A _generator_ is a piece of code which creates an archive from a
directory. Thus when "dir.tar" is requested, the tar generator is
invoked which recurses over the directory structure and creates a tar
file. Zip is also a generator. Generators only work on directories and
are generally implemented using code internal to the FTP server.

Up to one generator and zero or more filters may be used during any
download.  Thus "RETR dir.tar.gz" invokes both the tar generator and
the gzip filter. "RETR dir.tar" invokes the tar generator and no
filters. "RETR dir.tar.gz.uue" invokes the tar generator and two
filters.

3. Modifications to RETR
------------------------

The implementation of the RETR command has been modified substantially
to make archive mode work. The command now performs the following
steps:

* Attempt to find the requested filename.

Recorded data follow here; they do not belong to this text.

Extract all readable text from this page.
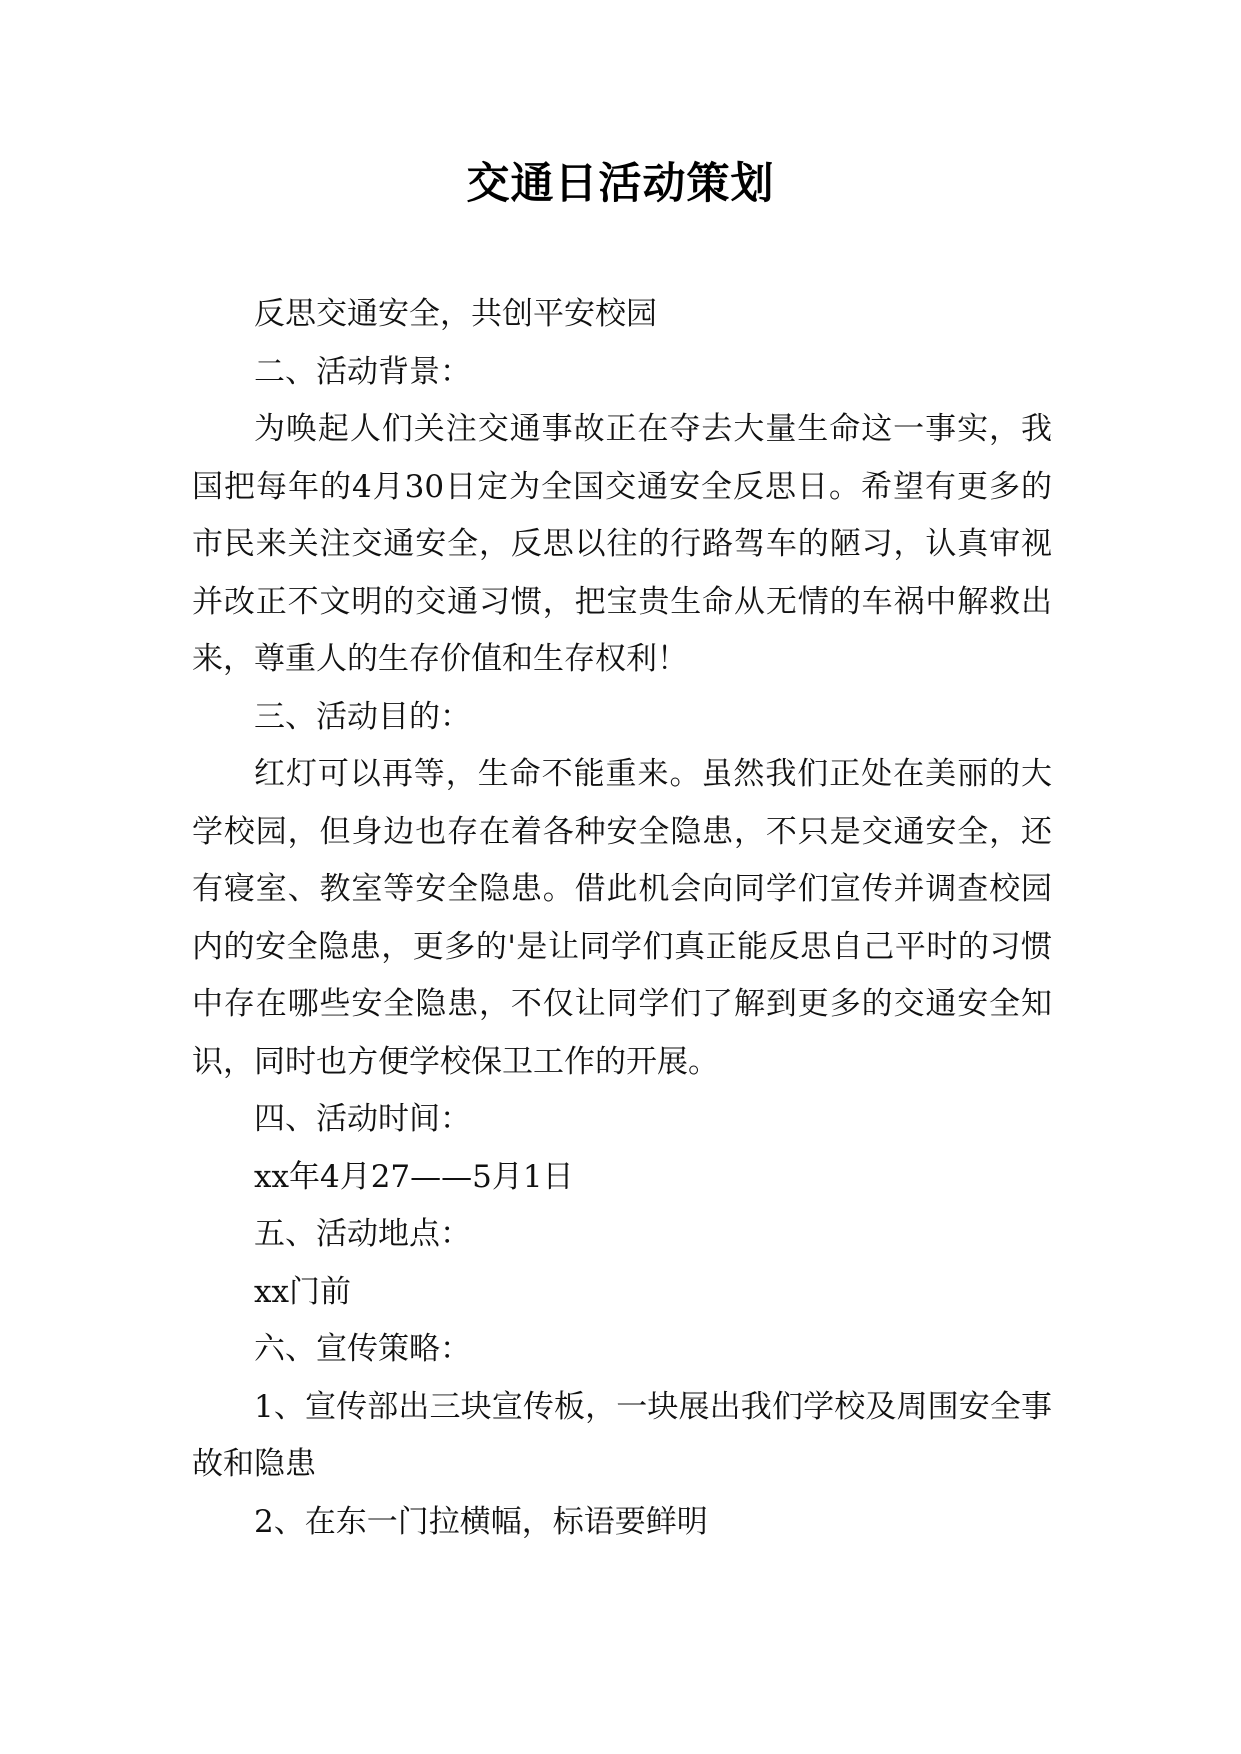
交通日活动策划

反思交通安全，共创平安校园

二、活动背景：

为唤起人们关注交通事故正在夺去大量生命这一事实，我国把每年的4月30日定为全国交通安全反思日。希望有更多的市民来关注交通安全，反思以往的行路驾车的陋习，认真审视并改正不文明的交通习惯，把宝贵生命从无情的车祸中解救出来，尊重人的生存价值和生存权利！

三、活动目的：

红灯可以再等，生命不能重来。虽然我们正处在美丽的大学校园，但身边也存在着各种安全隐患，不只是交通安全，还有寝室、教室等安全隐患。借此机会向同学们宣传并调查校园内的安全隐患，更多的'是让同学们真正能反思自己平时的习惯中存在哪些安全隐患，不仅让同学们了解到更多的交通安全知识，同时也方便学校保卫工作的开展。

四、活动时间：

xx年4月27——5月1日

五、活动地点：

xx门前

六、宣传策略：

1、宣传部出三块宣传板，一块展出我们学校及周围安全事故和隐患

2、在东一门拉横幅，标语要鲜明
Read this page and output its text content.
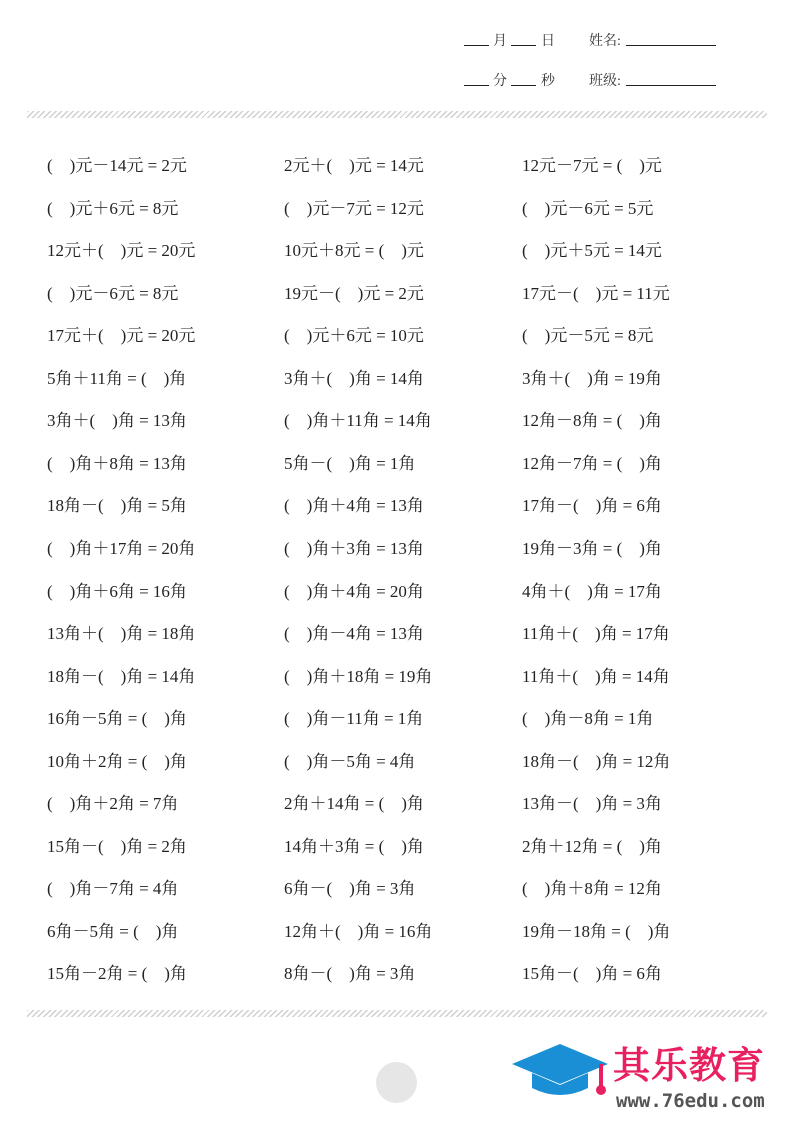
月 日 姓名:
分 秒 班级:
(    )元－14元 = 2元	2元＋(    )元 = 14元	12元－7元 = (    )元
(    )元＋6元 = 8元	(    )元－7元 = 12元	(    )元－6元 = 5元
12元＋(    )元 = 20元	10元＋8元 = (    )元	(    )元＋5元 = 14元
(    )元－6元 = 8元	19元－(    )元 = 2元	17元－(    )元 = 11元
17元＋(    )元 = 20元	(    )元＋6元 = 10元	(    )元－5元 = 8元
5角＋11角 = (    )角	3角＋(    )角 = 14角	3角＋(    )角 = 19角
3角＋(    )角 = 13角	(    )角＋11角 = 14角	12角－8角 = (    )角
(    )角＋8角 = 13角	5角－(    )角 = 1角	12角－7角 = (    )角
18角－(    )角 = 5角	(    )角＋4角 = 13角	17角－(    )角 = 6角
(    )角＋17角 = 20角	(    )角＋3角 = 13角	19角－3角 = (    )角
(    )角＋6角 = 16角	(    )角＋4角 = 20角	4角＋(    )角 = 17角
13角＋(    )角 = 18角	(    )角－4角 = 13角	11角＋(    )角 = 17角
18角－(    )角 = 14角	(    )角＋18角 = 19角	11角＋(    )角 = 14角
16角－5角 = (    )角	(    )角－11角 = 1角	(    )角－8角 = 1角
10角＋2角 = (    )角	(    )角－5角 = 4角	18角－(    )角 = 12角
(    )角＋2角 = 7角	2角＋14角 = (    )角	13角－(    )角 = 3角
15角－(    )角 = 2角	14角＋3角 = (    )角	2角＋12角 = (    )角
(    )角－7角 = 4角	6角－(    )角 = 3角	(    )角＋8角 = 12角
6角－5角 = (    )角	12角＋(    )角 = 16角	19角－18角 = (    )角
15角－2角 = (    )角	8角－(    )角 = 3角	15角－(    )角 = 6角
其乐教育
www.76edu.com
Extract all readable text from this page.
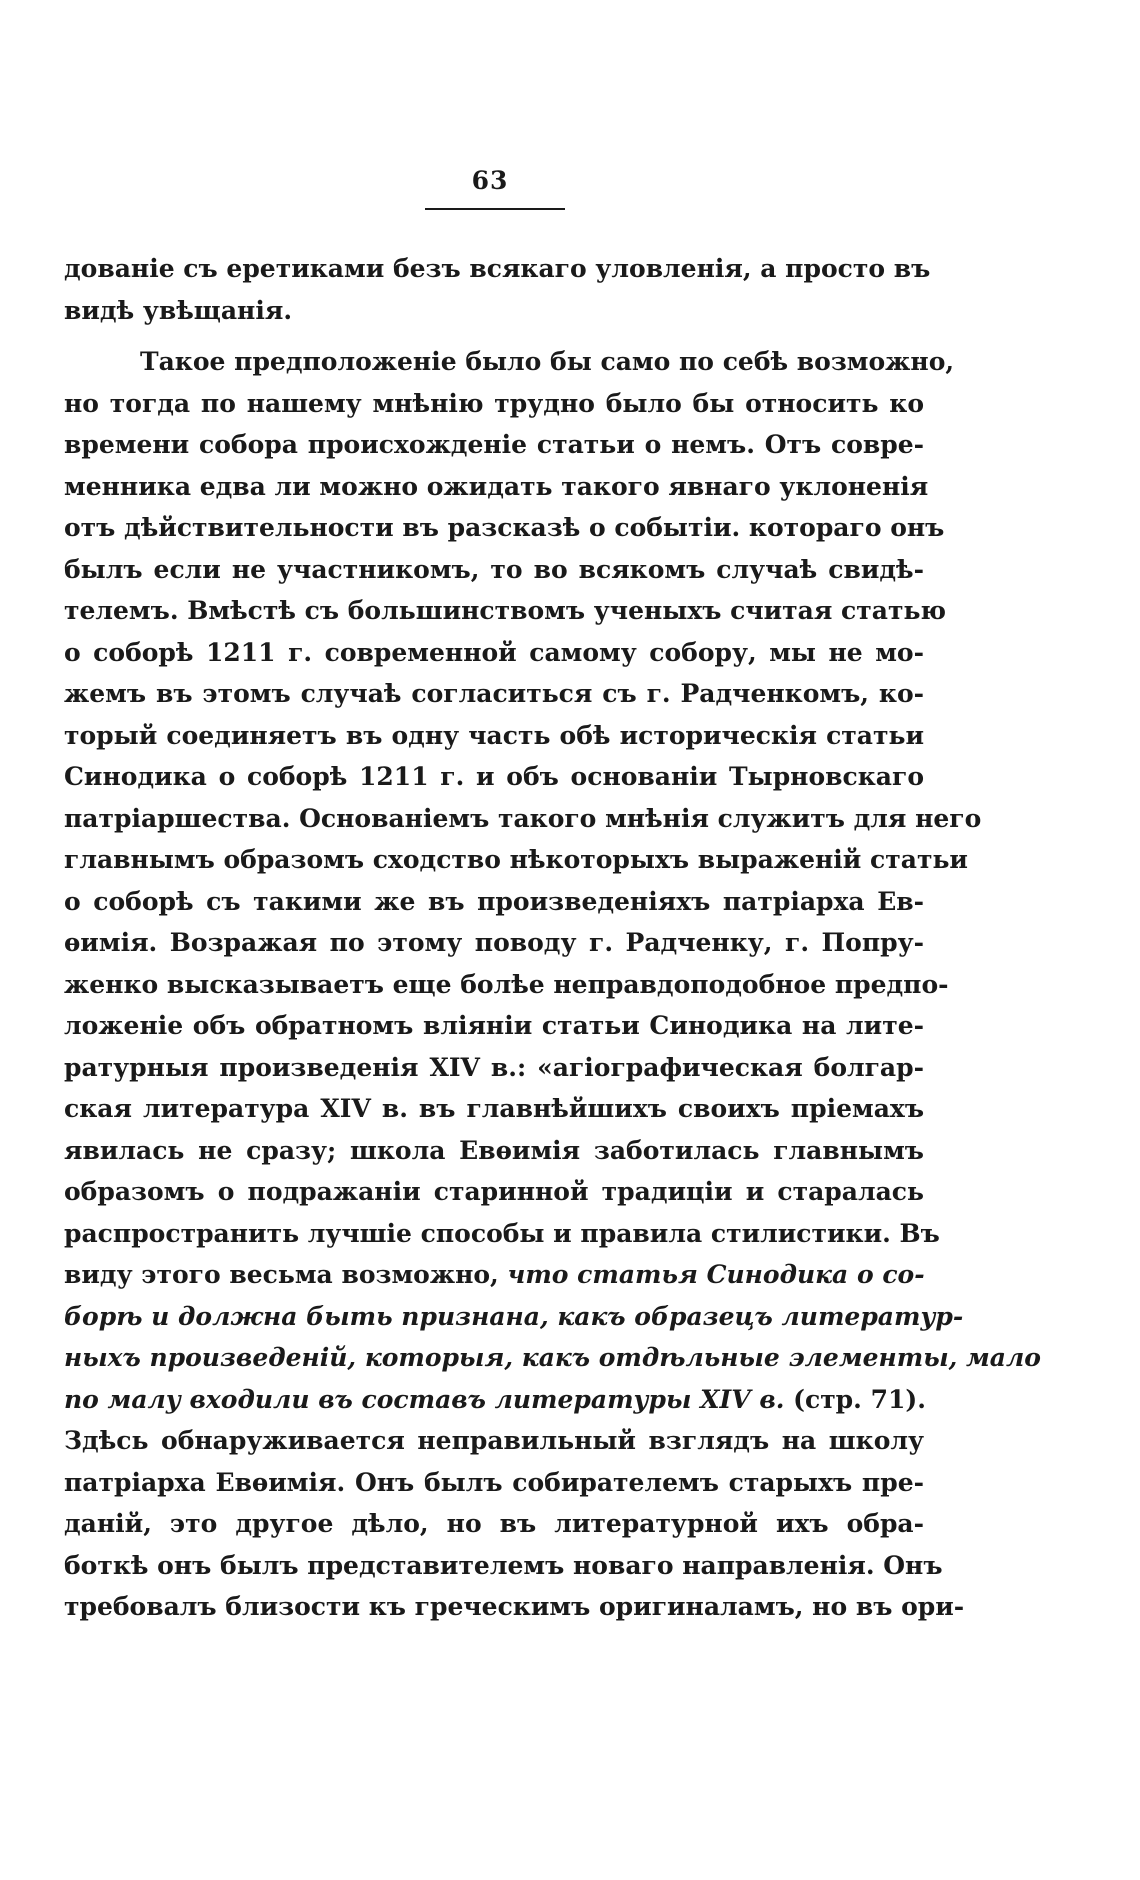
63
дованіе съ еретиками безъ всякаго уловленія, а просто въ
видѣ увѣщанія.
Такое предположеніе было бы само по себѣ возможно,
но тогда по нашему мнѣнію трудно было бы относить ко
времени собора происхожденіе статьи о немъ. Отъ совре-
менника едва ли можно ожидать такого явнаго уклоненія
отъ дѣйствительности въ разсказѣ о событіи. котораго онъ
былъ если не участникомъ, то во всякомъ случаѣ свидѣ-
телемъ. Вмѣстѣ съ большинствомъ ученыхъ считая статью
о соборѣ 1211 г. современной самому собору, мы не мо-
жемъ въ этомъ случаѣ согласиться съ г. Радченкомъ, ко-
торый соединяетъ въ одну часть обѣ историческія статьи
Синодика о соборѣ 1211 г. и объ основаніи Тырновскаго
патріаршества. Основаніемъ такого мнѣнія служитъ для него
главнымъ образомъ сходство нѣкоторыхъ выраженій статьи
о соборѣ съ такими же въ произведеніяхъ патріарха Ев-
ѳимія. Возражая по этому поводу г. Радченку, г. Попру-
женко высказываетъ еще болѣе неправдоподобное предпо-
ложеніе объ обратномъ вліяніи статьи Синодика на лите-
ратурныя произведенія XIV в.: «агіографическая болгар-
ская литература XIV в. въ главнѣйшихъ своихъ пріемахъ
явилась не сразу; школа Евѳимія заботилась главнымъ
образомъ о подражаніи старинной традиціи и старалась
распространить лучшіе способы и правила стилистики. Въ
виду этого весьма возможно, что статья Синодика о со-
борѣ и должна быть признана, какъ образецъ литератур-
ныхъ произведеній, которыя, какъ отдѣльные элементы, мало
по малу входили въ составъ литературы XIV в. (стр. 71).
Здѣсь обнаруживается неправильный взглядъ на школу
патріарха Евѳимія. Онъ былъ собирателемъ старыхъ пре-
даній, это другое дѣло, но въ литературной ихъ обра-
боткѣ онъ былъ представителемъ новаго направленія. Онъ
требовалъ близости къ греческимъ оригиналамъ, но въ ори-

* If the requested filename is not found, see if the name matches any
  filter extension, and if so, remove filter extensions one at a time
  until either a file is found on disk matching the shortened name,
  or else a directory is found on disk matching the shortened name plus
  a valid generator extension.

    For example: RETR dir.tar.gz is requested. "dir.tar.gz" doesn't
    exist. "gz" is a filter extension. "dir.tar" doesn't exist as a
    file, but "dir" exists as a directory and "tar" is a valid
    generator extension.

* Open data socket back to the client.

* For each extension (there may be zero or more extensions found in
  the second step) invoke the external filter program, dupping the
  socket file descriptor.

    After this step, we end up with a chain of external filter programs
    like this:

    "$sock" in		 +--------+	  +----------+       socket
    _RETR_command  ===>  | gzip   |  ==>  | uuencode |  -->  to client
			 +--------+	  +----------+

    The ==> arrows are Unix pipes. --> is an AF_INET socket.

* If the source is a simple file, then begin the transfer. However, if
  the source is a directory + generator program, then the generator is
  invoked which returns a fake $io object which is used instead of a file.
  Other than that, the transfer continues as normal.